Muito do ser jovem implica estabelecer interlocução em ambientes digitais. Assim, a inclusão digital extrapola o estabelecimento e manutenção de redes de conexões, não sendo apenas a “[...] adaptação à linguagem dos novos meios como imperativo abstrato, mas seu uso tático, criativo, transformador” (BUZATO, 2007, p. 74). A pesquisa constatou a emergência de um rico repertório de estratégias cognitivas, com aumento em sua utilização11ao término da mesma, possivelmente favorecido pelo Facebook e pelas estratégias de mediação.
Considerações Finais
A pesquisa nos permite concluir que a participação no ambiente digital, a progressiva diminuição da mediação, a melhoria da atenção dos sujeitos para a qualidade da produção discursiva e o uso de ferramentas de tecnologia de informação no ambiente digital, parecem ter tido um efeito dinamizador na participação efetiva dos mesmos na prática letrada, tendo colaborado com o alfabetismo deles: saberes referentes ao uso da língua escrita nas ações sociais da esfera digital de linguagem (ROJO, 2009), importante condição para o letramento. Tais aspectos, em sua interdependência com a subjetivação, parecem ter impulsionado a construção de subjetividades afirmativas, colaborando com o processo de inclusão digital via Facebook. Se letramento e inclusão digital dizem respeito aos modos pelos quais os sujeitos localizam-se nos espaços culturais, vivenciam pertencimento na cultura escrita, participam dos avanços tecnológicos e econômicos, produzem significados e sentidos, constituem-se sujeitos enquanto agem sobre o mundo com e pela linguagem escrita, podemos dizer que a comunicação digital via Facebook contribuiu para a inclusão digital dos sujeitos participantes da pesquisa.
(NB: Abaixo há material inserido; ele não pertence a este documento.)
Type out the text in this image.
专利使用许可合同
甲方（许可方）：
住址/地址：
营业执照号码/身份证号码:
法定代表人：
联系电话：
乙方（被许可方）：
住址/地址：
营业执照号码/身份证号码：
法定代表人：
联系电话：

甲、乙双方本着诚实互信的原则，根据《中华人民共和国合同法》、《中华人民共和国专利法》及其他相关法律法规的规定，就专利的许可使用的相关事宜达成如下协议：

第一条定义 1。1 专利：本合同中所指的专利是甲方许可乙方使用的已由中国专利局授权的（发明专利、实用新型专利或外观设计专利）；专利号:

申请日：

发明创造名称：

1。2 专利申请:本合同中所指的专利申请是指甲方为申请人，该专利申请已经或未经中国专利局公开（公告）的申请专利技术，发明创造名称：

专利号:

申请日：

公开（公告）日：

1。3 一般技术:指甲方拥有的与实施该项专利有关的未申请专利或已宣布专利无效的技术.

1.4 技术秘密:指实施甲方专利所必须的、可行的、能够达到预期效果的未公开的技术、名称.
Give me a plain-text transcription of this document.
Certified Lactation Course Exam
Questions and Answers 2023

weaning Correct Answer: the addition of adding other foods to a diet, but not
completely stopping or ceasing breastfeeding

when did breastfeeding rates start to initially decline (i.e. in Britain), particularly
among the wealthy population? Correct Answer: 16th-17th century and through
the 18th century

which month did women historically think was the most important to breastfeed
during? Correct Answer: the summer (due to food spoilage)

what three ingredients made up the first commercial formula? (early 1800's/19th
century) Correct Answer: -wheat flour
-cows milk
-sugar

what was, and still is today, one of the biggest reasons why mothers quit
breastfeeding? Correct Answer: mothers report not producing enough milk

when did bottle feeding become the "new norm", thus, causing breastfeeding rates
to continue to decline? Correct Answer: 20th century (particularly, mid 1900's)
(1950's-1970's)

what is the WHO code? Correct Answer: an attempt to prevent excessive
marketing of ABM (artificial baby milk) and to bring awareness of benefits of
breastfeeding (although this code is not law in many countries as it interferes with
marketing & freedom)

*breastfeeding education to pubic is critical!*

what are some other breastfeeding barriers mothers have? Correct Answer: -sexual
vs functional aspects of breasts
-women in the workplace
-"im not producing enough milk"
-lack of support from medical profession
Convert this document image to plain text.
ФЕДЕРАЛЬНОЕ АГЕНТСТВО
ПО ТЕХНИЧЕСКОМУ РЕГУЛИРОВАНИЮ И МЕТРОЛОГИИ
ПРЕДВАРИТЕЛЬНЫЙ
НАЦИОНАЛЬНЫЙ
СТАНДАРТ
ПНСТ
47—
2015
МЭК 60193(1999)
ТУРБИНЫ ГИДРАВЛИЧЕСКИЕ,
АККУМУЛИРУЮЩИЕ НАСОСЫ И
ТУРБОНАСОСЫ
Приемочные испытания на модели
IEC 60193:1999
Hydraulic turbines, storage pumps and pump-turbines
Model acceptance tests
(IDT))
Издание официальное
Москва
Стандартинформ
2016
Tal inclusão traduz, por excelência, as consequências culturais sociais, afetivas e metacognitivas do letramento digital na educação dos sujeitos, quando da construção de subjetividades afirmativas. A contribuição da pesquisa consiste na reflexão dos processos de inclusão digital pela rede social Facebook, para a afirmação dos sujeitos com deficiência intelectual, minimizando os efeitos da ideologia da deficiência/normalidade nos processos sociais de subjetivação destes indivíduos. O estudo reitera resultados de outras investigações sobre a importância de práticas e processos educativos em ambientes digitais e redes sociais com pessoas com deficiência intelectual, favorecendo a subjetivação (ARAÚJO, 2009), o desenvolvimento de estruturas cognitivas e a apropriação de funções psicológicas superiores, a exemplo da apropriação da língua escrita em termos de alfabetização e de letramento (BARROS, 2017; FIGUEIREDO; POULIN, 2016; CRUZ, 2013; MATIAS, 2016). Em última instância, o estudo contribuiu para desnaturalizar a ideologia da deficiência/normalidade, importante aspecto fomentador de relações sociais construtivas em sociedades e escolas acolhedoras.